The management of Raven Software, subsidiary of Activision Blizzard, developed call of Duty games, has reportedly tried to persuade its employees to vote against unionization. Corresponding The Washington PostRaven management sent out messages and held town hall meetings ahead of the May 20 election date.
During a meeting on April 26, the company’s management indicated that unionizing could not only hamper game development, but could also affect promotions and benefits.
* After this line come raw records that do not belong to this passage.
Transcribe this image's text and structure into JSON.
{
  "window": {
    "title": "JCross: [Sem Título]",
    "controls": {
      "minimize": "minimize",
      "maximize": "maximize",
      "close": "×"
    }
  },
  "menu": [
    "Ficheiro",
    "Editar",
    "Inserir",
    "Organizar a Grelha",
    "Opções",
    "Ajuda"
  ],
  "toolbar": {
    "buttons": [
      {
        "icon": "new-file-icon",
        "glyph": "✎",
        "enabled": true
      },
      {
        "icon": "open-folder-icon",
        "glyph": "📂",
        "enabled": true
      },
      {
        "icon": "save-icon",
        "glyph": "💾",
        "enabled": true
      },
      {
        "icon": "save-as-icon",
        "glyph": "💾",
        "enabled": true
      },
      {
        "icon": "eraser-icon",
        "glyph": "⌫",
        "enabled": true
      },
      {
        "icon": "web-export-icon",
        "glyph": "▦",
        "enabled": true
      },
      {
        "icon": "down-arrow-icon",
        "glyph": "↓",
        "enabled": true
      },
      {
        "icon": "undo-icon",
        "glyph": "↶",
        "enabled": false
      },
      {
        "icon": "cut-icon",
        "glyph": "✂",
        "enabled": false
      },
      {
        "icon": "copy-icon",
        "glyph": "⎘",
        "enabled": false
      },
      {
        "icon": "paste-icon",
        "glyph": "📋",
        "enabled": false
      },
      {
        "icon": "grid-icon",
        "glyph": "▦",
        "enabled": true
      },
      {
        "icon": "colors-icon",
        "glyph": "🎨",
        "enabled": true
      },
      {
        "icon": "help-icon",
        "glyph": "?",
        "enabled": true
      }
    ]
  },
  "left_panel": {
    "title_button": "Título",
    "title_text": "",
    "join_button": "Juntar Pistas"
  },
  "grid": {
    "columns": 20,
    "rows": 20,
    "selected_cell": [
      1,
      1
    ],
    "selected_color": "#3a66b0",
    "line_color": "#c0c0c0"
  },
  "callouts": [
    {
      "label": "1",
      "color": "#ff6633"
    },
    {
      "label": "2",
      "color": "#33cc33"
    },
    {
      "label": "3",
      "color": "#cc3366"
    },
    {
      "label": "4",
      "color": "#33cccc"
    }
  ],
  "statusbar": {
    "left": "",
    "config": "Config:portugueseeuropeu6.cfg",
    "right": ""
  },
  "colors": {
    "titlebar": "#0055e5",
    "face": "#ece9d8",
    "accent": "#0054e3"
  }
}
After this meeting The post says management emailed employees with a more direct message: “Please vote no.” However, Raven employees the publication spoke to said the company’s efforts had been ineffective and they still had voted to organize.
This saga began late last year when Raven suddenly fired around a third of the group’s QA testers after months of promising better pay. Activision Blizzard workers staged a week-long strike in support of QA staff, at the same time as union organizing efforts began. Since then, Activision has been trying to dissuade workers from forming a union.
Chris Arends, VP of QA at Activision, reportedly told team members in a Slack meeting that a “union doesn’t do anything to help us produce world-class games and the negotiation process isn’t usually quick, often the Flexibility can be reduced and controversial, leading to negative publicity.” However, the National Labor Relations Board gave quality assurance auditors permission to hold a union vote in April, and workers sent in their ballots in the mail last month Activision, we’ll soon find out: On May 23, the NLRB will count the ballots via video conference.